Les exécutifs devront donc faire des choix politiques entre attentisme ou collaboration dans une optique de développement durable. Ne rien faire aboutirait à un nouvel équilibre aux perspectives inconnues mais qui pourrait comporter un fort potentiel de souffrance collective. Cette "singularité", horizon derrière lequel l'imagination s'arrête, serait pour certains auteurs un monde marqué par l'entrée du monde riche dans un monde pauvre, dans lequel l'homme sera un loup pour l'homme. Il faut cependant envisager l'action en sortant du fantasme de maîtrise absolue de l'environnement : des projets assez radicaux de "géo-ingénierie" (diffusion de soufre dans l'atmosphère, fertilisation du plancton, etc) doivent être pris avec précaution car à leur tour ils nient les limites de l'environnement et veulent ne gérer que les conséquences et non les causes de la crise environnementale. Ils risquent d'accentuer ces déséquilibres à un point irréversible, tout en absorbant les moyens disponibles pour protéger l'environnement.

C'est donc une révolution cognitive qu'il s'agit d'opérer pour redéfinir notre rapport au futur : il s'agit de prendre en compte la globalité du monde dans toute sa complexité, et de réconcilier les temporalités environnementales et la temporalité humaine, dans une optique de développement durable. L'hypothèse Gaïa, qui place l'homme non plus au sommet du vivant mais comme un élément parmi d'autres du "système d'écosystèmes", commence ainsi à pénétrer plus ou moins consciemment les politiques et le big business. Cela amène le capitalisme à s'adapter à la nature, de manière différente en fonction des cultures : l'Europe se mobilise autour d'une philosophie de retour à l'équilibre (efficacité énergétique), les États-Unis autour d'une philosophie de conquête de l'avenir leur permettant de maintenir leur hégémonie (nouvelles technologies "décarbonées").

Cette évolution est d'autant plus essentielle que la dégradation environnementale est source de tensions géopolitiques. Les effets sur l'environnement s'agrègent progressivement aux nouveaux conflits, dont la multiplication, depuis la fin de la guerre froide, intègre de plus en plus les problématiques liées à la lutte pour les ressources. Dans le cas du génocide rwandais par exemple, la situation d'explosion démographique et de surpopulation rurale, de surexploitation des sols, ont été instrumentalisés pour devenir des supports de la violence utilisée par l'Etat.

La promotion du concept de développement durable, qui selon la définition consacrée vise à "répondre aux besoins du présent sans compromettre la capacité des générations futures à répondre aux leurs", doit donc se faire dans une optique de collaboration et de long terme, afin de prévenir les crises et de promouvoir la paix de manière pratique et efficace en protégeant l'environnement.

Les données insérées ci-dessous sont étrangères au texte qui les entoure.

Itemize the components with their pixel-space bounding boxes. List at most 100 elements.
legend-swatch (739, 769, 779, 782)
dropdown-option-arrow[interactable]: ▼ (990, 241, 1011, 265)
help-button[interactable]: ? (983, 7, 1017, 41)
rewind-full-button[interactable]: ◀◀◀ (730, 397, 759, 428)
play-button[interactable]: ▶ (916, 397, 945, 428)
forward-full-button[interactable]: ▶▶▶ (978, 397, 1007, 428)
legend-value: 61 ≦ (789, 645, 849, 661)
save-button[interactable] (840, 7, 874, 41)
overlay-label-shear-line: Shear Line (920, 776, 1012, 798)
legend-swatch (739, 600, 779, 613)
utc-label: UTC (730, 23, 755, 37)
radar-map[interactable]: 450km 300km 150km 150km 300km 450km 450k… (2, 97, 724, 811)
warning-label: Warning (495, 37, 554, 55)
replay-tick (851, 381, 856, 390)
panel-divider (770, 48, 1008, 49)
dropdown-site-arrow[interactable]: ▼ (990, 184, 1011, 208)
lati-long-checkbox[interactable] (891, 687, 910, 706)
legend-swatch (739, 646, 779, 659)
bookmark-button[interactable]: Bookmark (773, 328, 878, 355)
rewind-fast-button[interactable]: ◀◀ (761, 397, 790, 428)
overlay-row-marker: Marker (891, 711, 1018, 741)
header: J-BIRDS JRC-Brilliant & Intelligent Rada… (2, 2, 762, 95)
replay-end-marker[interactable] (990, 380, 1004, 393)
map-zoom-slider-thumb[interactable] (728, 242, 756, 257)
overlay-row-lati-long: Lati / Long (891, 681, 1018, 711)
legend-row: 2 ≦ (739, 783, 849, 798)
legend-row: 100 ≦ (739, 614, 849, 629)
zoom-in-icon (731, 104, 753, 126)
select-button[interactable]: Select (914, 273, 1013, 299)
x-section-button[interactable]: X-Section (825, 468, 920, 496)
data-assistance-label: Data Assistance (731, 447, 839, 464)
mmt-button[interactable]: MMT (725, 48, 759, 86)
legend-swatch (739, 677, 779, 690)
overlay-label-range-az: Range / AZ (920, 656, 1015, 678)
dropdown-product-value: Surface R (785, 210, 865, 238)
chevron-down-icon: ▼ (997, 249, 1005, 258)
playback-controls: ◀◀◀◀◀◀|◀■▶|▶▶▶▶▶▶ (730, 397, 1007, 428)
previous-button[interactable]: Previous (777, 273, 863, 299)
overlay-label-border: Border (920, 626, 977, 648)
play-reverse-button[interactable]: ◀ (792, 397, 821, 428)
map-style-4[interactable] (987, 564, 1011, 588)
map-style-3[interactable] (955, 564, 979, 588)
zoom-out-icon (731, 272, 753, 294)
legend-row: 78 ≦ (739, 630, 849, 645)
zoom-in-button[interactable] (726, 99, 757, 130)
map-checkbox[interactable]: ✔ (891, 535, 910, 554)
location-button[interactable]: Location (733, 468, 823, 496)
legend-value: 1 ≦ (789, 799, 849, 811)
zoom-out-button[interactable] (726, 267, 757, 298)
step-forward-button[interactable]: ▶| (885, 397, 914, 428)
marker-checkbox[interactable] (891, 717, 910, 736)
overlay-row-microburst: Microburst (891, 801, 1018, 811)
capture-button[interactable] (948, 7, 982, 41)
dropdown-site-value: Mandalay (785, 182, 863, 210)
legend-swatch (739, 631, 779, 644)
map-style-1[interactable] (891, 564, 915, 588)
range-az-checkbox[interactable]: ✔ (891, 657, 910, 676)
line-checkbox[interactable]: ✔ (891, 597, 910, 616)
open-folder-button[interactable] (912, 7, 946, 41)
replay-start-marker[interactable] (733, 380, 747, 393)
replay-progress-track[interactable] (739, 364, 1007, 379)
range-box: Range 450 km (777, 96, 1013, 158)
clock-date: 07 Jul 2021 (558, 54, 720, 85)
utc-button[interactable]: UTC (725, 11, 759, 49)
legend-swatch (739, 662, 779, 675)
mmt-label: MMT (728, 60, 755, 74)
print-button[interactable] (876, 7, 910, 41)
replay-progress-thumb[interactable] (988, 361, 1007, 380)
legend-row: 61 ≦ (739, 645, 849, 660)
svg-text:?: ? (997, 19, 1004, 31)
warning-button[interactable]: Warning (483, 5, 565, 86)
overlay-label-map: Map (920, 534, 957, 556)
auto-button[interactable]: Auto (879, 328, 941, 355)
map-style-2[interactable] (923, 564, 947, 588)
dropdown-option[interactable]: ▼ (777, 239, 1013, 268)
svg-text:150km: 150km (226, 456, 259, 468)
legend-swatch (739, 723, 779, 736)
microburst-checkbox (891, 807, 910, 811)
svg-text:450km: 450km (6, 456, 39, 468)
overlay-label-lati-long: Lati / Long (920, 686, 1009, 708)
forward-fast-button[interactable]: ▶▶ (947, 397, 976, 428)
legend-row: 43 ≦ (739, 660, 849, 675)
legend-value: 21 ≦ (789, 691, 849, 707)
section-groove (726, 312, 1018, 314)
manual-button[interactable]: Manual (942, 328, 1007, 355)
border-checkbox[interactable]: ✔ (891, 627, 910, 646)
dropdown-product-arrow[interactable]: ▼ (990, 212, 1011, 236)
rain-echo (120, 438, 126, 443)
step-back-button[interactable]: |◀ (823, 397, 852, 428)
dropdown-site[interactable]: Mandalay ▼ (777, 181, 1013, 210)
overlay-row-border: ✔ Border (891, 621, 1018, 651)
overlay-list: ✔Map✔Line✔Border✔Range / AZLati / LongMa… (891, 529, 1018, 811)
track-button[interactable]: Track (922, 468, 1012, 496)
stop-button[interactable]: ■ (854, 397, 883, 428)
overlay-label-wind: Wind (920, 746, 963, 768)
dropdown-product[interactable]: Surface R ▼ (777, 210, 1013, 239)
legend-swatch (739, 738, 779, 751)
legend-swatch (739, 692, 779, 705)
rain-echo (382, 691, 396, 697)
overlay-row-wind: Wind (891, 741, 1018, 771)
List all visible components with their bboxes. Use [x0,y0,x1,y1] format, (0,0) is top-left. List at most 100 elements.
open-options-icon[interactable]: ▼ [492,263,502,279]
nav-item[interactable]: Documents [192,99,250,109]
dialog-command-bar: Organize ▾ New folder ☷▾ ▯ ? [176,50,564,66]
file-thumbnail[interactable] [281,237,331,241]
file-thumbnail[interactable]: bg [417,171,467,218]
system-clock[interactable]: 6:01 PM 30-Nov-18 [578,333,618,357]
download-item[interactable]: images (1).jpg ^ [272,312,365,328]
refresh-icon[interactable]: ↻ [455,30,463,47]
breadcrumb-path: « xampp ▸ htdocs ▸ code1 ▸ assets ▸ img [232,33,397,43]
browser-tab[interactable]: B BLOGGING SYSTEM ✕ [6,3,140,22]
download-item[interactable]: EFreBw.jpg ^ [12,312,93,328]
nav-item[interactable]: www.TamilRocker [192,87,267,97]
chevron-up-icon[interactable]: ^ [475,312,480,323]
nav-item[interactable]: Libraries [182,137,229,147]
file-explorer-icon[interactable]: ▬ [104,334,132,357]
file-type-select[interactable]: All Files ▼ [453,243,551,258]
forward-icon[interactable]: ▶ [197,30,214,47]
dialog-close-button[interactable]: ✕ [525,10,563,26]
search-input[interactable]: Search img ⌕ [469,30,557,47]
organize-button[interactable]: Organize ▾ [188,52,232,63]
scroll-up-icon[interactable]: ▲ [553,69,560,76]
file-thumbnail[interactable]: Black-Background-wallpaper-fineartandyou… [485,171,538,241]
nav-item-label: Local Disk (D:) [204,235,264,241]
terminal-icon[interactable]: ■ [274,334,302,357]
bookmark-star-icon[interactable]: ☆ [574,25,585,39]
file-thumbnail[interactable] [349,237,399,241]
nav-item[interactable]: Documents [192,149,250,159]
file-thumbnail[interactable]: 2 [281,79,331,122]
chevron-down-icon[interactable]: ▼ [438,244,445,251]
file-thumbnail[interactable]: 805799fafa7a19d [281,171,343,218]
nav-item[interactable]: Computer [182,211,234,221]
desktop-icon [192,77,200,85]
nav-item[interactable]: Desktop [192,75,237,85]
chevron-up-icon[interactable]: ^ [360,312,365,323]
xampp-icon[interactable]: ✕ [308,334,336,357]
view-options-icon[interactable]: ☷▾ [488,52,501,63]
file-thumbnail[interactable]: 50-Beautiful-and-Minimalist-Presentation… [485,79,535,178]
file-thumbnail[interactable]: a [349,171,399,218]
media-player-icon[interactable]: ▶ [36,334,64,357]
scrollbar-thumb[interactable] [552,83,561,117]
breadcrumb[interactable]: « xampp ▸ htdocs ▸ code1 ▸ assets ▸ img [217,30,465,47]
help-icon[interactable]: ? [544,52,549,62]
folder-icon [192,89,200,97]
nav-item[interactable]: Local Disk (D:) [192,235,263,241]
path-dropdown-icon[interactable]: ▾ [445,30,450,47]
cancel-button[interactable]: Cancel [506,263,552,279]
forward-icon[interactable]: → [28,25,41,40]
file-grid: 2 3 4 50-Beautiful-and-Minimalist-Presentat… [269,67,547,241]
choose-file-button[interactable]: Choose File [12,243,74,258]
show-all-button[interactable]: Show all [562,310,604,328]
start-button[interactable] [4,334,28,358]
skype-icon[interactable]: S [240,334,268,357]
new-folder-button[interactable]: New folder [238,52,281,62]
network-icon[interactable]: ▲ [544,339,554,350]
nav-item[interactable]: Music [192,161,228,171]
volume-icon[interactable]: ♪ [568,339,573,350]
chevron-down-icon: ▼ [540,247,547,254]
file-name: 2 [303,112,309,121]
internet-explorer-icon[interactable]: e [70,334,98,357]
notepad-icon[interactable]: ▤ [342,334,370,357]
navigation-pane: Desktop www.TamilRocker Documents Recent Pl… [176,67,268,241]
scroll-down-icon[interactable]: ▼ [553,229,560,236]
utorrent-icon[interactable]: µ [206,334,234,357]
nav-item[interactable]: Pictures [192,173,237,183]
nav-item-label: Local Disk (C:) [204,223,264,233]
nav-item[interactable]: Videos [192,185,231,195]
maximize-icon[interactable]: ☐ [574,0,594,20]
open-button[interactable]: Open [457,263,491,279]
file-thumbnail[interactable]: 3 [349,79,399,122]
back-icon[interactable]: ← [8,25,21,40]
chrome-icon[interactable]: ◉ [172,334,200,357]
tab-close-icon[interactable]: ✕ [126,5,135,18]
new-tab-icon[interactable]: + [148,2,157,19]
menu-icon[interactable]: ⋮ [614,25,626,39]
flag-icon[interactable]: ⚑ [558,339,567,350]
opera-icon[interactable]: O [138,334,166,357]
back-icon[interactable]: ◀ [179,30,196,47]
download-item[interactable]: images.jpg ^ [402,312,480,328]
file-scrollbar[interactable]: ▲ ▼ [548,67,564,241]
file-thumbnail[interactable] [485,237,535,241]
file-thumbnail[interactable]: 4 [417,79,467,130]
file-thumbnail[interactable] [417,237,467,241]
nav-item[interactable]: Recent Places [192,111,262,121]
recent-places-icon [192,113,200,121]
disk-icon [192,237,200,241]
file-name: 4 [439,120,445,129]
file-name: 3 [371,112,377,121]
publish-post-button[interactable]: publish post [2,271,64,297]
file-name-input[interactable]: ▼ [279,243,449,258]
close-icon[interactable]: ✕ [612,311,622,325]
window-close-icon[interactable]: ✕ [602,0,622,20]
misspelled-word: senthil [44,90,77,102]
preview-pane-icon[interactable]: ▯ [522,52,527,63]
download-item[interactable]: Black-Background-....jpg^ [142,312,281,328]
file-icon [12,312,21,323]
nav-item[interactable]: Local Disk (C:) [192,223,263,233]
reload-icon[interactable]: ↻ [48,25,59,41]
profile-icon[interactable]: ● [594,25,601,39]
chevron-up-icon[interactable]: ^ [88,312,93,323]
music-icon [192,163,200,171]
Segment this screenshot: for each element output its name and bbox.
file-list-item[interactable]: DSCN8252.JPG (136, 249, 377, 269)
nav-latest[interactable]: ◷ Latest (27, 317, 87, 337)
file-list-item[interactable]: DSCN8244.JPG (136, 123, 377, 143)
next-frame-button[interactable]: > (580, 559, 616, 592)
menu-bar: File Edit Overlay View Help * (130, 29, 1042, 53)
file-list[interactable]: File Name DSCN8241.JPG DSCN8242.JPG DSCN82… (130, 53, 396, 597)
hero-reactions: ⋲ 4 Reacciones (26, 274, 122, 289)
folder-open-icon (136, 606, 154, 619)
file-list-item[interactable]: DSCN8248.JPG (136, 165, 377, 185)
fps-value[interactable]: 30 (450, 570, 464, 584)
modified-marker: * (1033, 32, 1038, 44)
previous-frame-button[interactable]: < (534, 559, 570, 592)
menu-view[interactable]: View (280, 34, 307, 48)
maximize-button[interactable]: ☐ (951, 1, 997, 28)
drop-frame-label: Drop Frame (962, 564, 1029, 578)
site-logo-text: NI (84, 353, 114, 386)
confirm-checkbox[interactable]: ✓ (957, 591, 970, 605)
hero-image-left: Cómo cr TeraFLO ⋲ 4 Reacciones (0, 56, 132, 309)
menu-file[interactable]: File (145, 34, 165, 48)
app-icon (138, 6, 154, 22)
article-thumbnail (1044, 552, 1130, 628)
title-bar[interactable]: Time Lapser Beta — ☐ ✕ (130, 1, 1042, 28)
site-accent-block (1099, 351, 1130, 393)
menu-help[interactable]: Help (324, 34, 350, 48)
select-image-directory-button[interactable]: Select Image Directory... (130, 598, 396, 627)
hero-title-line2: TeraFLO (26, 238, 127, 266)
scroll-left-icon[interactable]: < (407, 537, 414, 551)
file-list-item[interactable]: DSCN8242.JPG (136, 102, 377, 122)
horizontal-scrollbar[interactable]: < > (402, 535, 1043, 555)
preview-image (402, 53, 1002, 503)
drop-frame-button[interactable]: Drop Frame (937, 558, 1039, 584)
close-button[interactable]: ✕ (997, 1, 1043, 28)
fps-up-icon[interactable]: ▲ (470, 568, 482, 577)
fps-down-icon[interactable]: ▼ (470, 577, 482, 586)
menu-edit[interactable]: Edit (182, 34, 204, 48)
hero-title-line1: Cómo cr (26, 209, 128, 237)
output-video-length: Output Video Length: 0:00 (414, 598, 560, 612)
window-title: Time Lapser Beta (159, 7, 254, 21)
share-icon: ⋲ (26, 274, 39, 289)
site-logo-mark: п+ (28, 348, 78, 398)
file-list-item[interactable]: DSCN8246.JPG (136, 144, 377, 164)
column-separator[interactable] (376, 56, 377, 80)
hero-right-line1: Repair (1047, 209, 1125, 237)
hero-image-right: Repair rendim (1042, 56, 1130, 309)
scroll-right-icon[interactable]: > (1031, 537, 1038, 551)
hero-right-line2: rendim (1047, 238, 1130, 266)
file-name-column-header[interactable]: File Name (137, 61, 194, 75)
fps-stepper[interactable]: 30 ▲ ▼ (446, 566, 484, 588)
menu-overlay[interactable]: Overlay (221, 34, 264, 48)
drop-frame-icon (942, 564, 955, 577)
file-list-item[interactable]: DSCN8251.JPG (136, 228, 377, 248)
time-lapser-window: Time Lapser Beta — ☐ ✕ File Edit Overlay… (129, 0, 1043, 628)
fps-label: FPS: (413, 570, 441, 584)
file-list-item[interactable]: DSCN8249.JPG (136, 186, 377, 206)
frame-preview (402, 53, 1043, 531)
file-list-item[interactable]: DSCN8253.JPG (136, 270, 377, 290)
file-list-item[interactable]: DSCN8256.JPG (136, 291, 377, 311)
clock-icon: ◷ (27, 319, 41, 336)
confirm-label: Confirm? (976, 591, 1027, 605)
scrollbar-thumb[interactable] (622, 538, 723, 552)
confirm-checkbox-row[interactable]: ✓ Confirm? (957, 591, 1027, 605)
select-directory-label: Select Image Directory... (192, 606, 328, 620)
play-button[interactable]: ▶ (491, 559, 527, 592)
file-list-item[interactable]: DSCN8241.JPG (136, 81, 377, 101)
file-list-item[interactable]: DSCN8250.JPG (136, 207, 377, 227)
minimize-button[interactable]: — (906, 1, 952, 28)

Un certains nombre d'expériences sont déjà en cours, comme la prévention des conflits entre les différents États du bassin du Nil, avec l'installation d'un système commun de gestion d'eau sous la houlette de la Banque mondiale. Des initiatives d'aménagements du futur sur la base de nouveaux supports politiques environnementaux et sociaux voient le jour dans une logique de coopération entre acteurs qui auparavant se combattaient, y compris entre grande industrie ou distribution et ONG.


Quid de la gouvernance environnementale ?

Sans apporter d'idée fondamentalement neuve sur le sujet, cet ouvrage synthétise donc de manière efficace l'émergence de l'environnement dans les préoccupations politico-médiatiques. Il retrace clairement comment des enjeux environnementaux "réels", en imposant leur rétroaction déstabilisante, imposent l'environnement comme enjeu de pouvoir et facteur de remise en cause de nos sociétés contemporaines. Outre le fait que ces accélérations récentes – et réelles – de la promotion de la norme environnementale soient présentées comme une nouveauté sans que rien ne soit dit sur leur "préhistoire" dans les années 1970, on s'étonne surtout, à la lecture de cet ouvrage, du peu de cas qui est fait des problématiques liées à l'organisation structurelle de la gouvernance environnementale, au-delà du phénomène politique. Le principal objet de réforme, le Programme des Nations Unies pour l'Environnement, n'est mentionné au maximum que deux fois dans tout l'ouvrage sans qu'il soit question de son rôle actuel ou potentiel. En amont de cette réforme, les problèmes de "gouvernabilité" de l'environnement mondial, dans le cadre actuel de foisonnement, de décentralisation et d'inefficacité chronique des Accords Multilatéraux Environnementaux (AME), ne sont pas abordés. Enfin, la réalité du triomphe de la "norme environnementale" pourrait être fortement nuancée si l'ouvrage abordait la multitude de conflits qui accompagnent cette montée, en termes de hiérarchie des normes et des acteurs, comme c'est le cas notamment entre AME et normes de l'Organisation Mondiale du Commerce (OMC).

L'ouvrage peut donc servir d'introduction et de contextualisation sur la montée de l'écologie dans la politique internationale mais laisse de côté toutes les problématiques de structuration de la gouvernance environnementale, dont le Grenelle de l'environnement a récemment, en France, illustré l'importance.